Wieczorny drink to dla wielu osób niemal rytuał, relaks po ciężkim dniu. Konsekwencje nawet umiarkowanego picia po czterdziestce mogą być poważne i dalekosiężne.
Picie po czterdziestce
Większość 40-latków nie stroni od umiarkowanych ilości alkoholu. Tymczasem picie może powodować szereg konsekwencji dla zdrowia. Po czterdziestce proces starzenia ulega przyspieszeniu i problemy związane ze spożywaniem alkoholu narastają.
Alkohol wpływa na organizm kompleksowo: od układu trawiennego i układu sercowo-naczyniowego aż po kondycję skóry.
To wyjaśnia, dlaczego z wiekiem po wypiciu jakiejkolwiek ilości alkoholu czujemy się coraz gorzej. Ponadto, organizmy starszych osób są mniej nawodnione, co potęguje skutki spożycia alkoholu. Nie jest on też tak szybko metabolizowany jak za młodu.
Alkohol uszkadza mózg, serce i wątrobę
Do podanych zmian wystarczy spożycie uważane za umiarkowane. Alkohol przedostaje się do mózgu, działając depresyjnie. Chociaż podczas picia sądzi się, że alkohol poprawia nastrój, wynika to z jego paraliżującego wpływu na układ nerwowy. Stąd utrata kontroli nad zachowaniami. Regularne picie prowadzi do nastrojów depresyjnych i stanów lękowych.
Ciśnienie krwi wzrasta, podobnie jak ryzyko zawału podczas picia alkoholu. Picie sprzyja również rozwojowi niewydolności serca.
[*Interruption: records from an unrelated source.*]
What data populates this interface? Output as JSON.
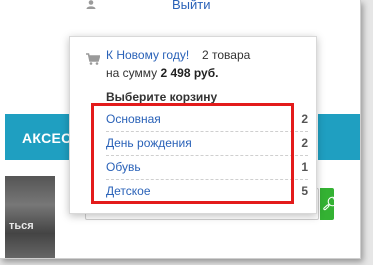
{
  "header": {
    "user_icon": "user-icon",
    "logout_label": "Выйти"
  },
  "background": {
    "category_tab_label": "АКСЕС",
    "banner_text": "ться",
    "search_button_icon": "search-icon"
  },
  "cart_popup": {
    "cart_icon": "cart-icon",
    "current_cart_name": "К Новому году!",
    "current_cart_count": "2 товара",
    "total_label": "на сумму",
    "total_value": "2 498 руб.",
    "choose_title": "Выберите корзину",
    "carts": [
      {
        "name": "Основная",
        "count": "2"
      },
      {
        "name": "День рождения",
        "count": "2"
      },
      {
        "name": "Обувь",
        "count": "1"
      },
      {
        "name": "Детское",
        "count": "5"
      }
    ]
  },
  "colors": {
    "link": "#2a62b8",
    "teal": "#1f9fc1",
    "green": "#34b233",
    "highlight": "#e31b1b"
  }
}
Choroby wątroby to oczywista konsekwencja picia. Nie tylko nadużywanie alkoholu, ale regularne spożywanie niewielkich ilości alkoholu może prowadzić do trwałych uszkodzeń w tym narządzie. Wystarczy spożycie trunków trzy razy w tygodniu, aby prawdopodobieństwo chorób wątroby z marskością włącznie, wyraźnie wzrosło.
Kobiety pijące alkohol mają większe problemy z zajściem w ciążę. Zdarzają się u nich częściej poronienia. Choć ciąża po czterdziestce nie należy już do rzadkości, jednak lekarze uważają, że wiek jest to czynnik zwiększonego ryzyka. Dodatkowym utrudnieniem jest picie alkoholu przez przyszłą matkę. Nie chodzi tu o okres ciąży, lecz również o czas poprzedzający.
Alkohol szkodzi urodzie i powoduje tycie
Jeśli zależy ci na zachowaniu urody i młodego wyglądu, również lepiej zrezygnować z alkoholu. Spożywanie alkoholu może powodować trądzik różowaty, stałe zaczerwienienie skóry, widoczne na skórze żyłki i naczynia krwionośne. Powodowane alkoholem stres i lęki mogą nasilać problemy skórne, ponieważ wpływają na produkcję androgenów. Cukry zawarte w alkoholach również uszkadzają kolagen w skórze, przyczyniając się do przedwczesnego starzenia.
Alkohol może działać hamująco na leptynę hormonalną odpowiedzialną za apetyt i uczucie sytości. Ponadto picie podnosi poziom insuliny, co może skutkować gromadzeniem tłuszczu na brzuchu. Określenie „brzuch piwny” ma swoje uzasadnienie. Aby zachować nienaganną sylwetkę przy zwolnionym metabolizmie, lepiej wystrzegać się alkoholu.